The Day the Earth Stood Still
Continuing the conversation… about our daunting, still evolving experience of the coronavirus and the completely unanticipated, shockingly-busy real estate market that has emerged.
Here we are trying to figure out whether schools should reopen. Or whether we should close beaches in Santa Cruz. Or whether any of us can go to the office or get a haircut next week. Meanwhile, most listings that came on the MLS this week are in escrow with multiple offers, for prices we’ve never seen before.
I’ve been through a lot of crazy markets but this is by far the most astonishing. To go from complete shelter in place shutdown to this level of showing and selling activity in such a short time is incredible. And, I have to keep reminding myself…there’s more to come.
At first glance, there’s a huge disconnect between real estate and the real world. Who would want to buy a home during a pandemic? Don’t Buyers know there’s a recession? Where are they coming from? In a moment when everything in the world feels like it’s up in the air, there’s a mad rush of people trying to find places to settle down.
But, is this crazy market happening despite the coronavirus? Or, is it happening because of it? My vote is for the latter. And if it’s possible to disconnect oneself from the day-to-day intensity of it all, it’s a fascinating glimpse of future shifts that may be in store post-Covid.
Everyone is struggling to find ways to language the transcendental nature of the coronavirus – something that’s everywhere around us and yet almost impossible to describe. Some have turned to popular movies to anchor their COVID experiences. Among them:
Contagion, the Michael Crighton book made into a movie with an all-star cast struggling with the litany of ills that comes with the virus: confusion, societal breakdown and individuals who refuse to follow the rules. And Ground Hog Day, a movie that depicts that mind-numbing solitude and sameness of shelter in place, where everyday is just like the last one.

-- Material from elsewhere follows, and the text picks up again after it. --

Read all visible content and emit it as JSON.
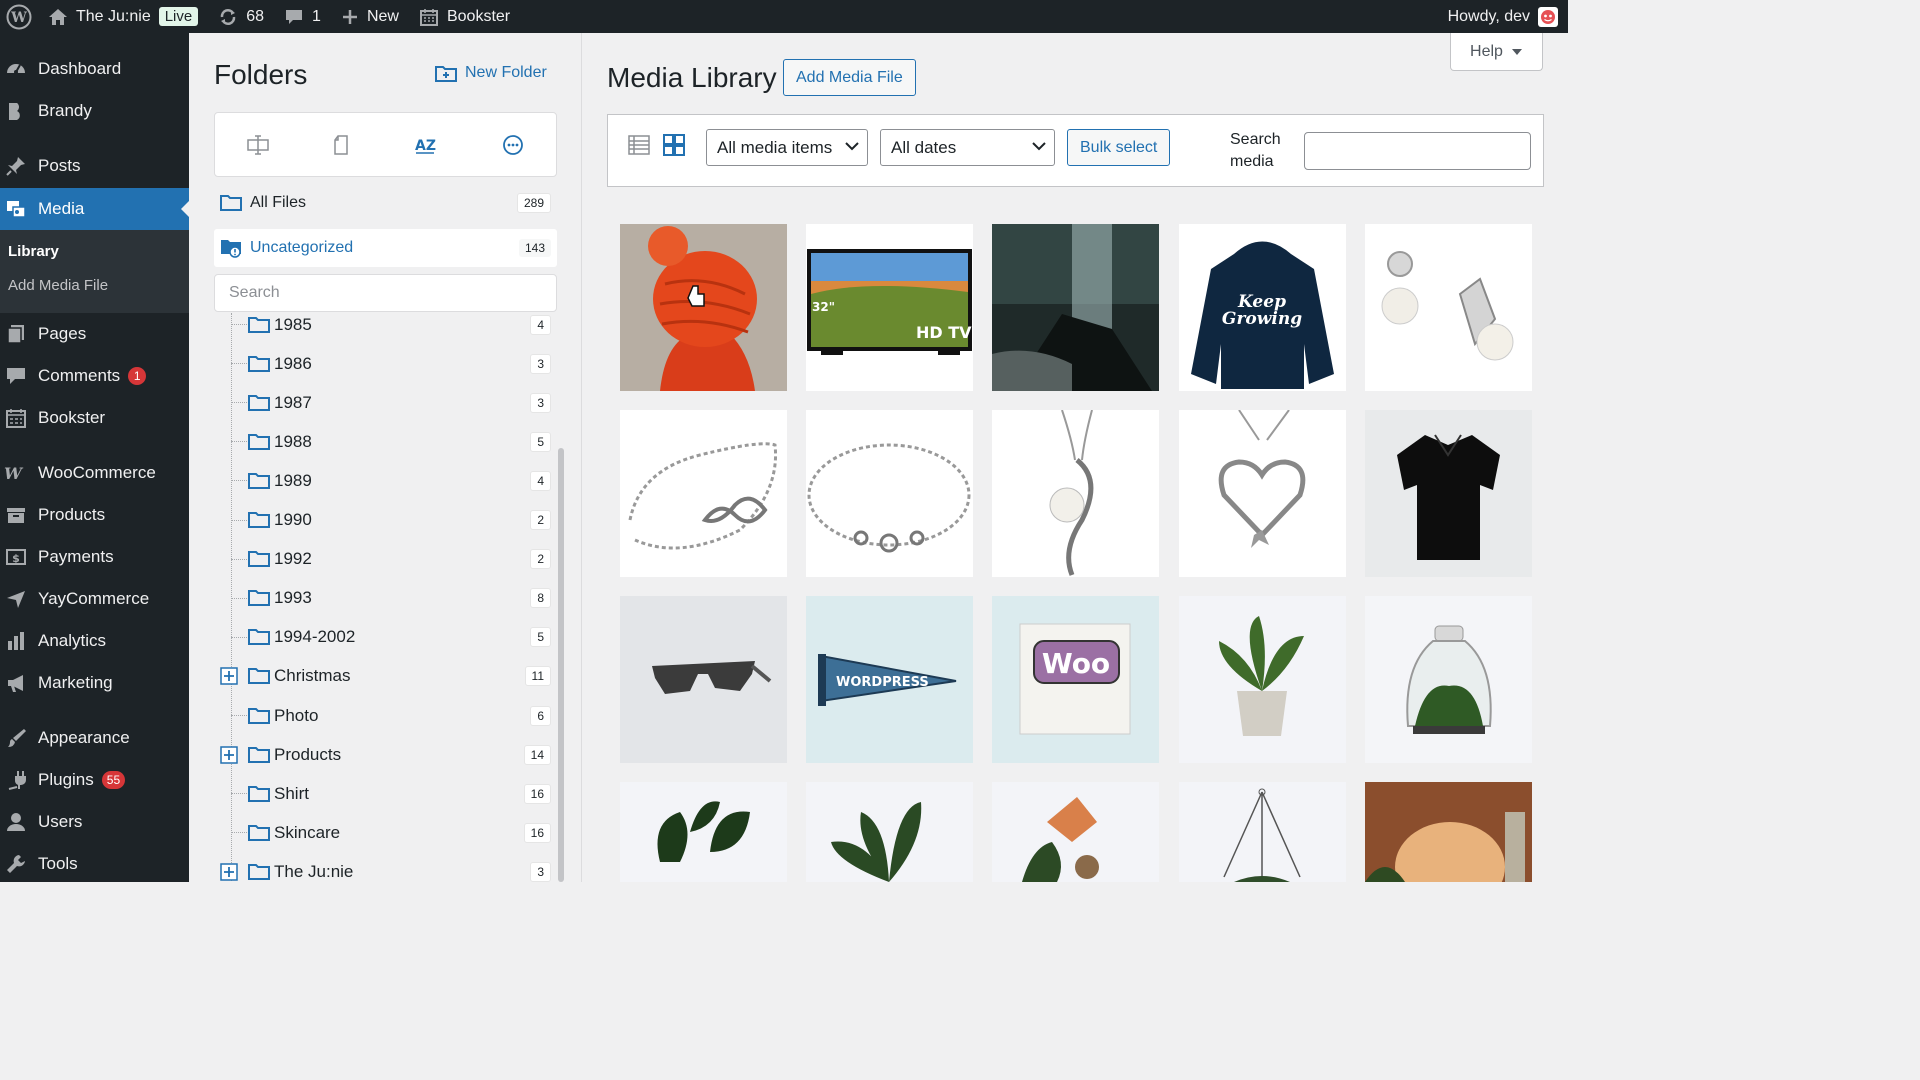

My pick would be The Day the Earth Stood Still (Michael Renne 1951 version not the Keaneau Reeves 2008 shlock). The eponymous moment occurs when the alien visitor causes everything in the world to stop for a half hour in the middle of the day – cars, elevators and all wheels of the commerce grind to a halt.
And that’s really what has happened with COVID. The world hit the pause button and in the gap of the existential moment, people have had an opportunity to reflect on their lives and re-envision their futures.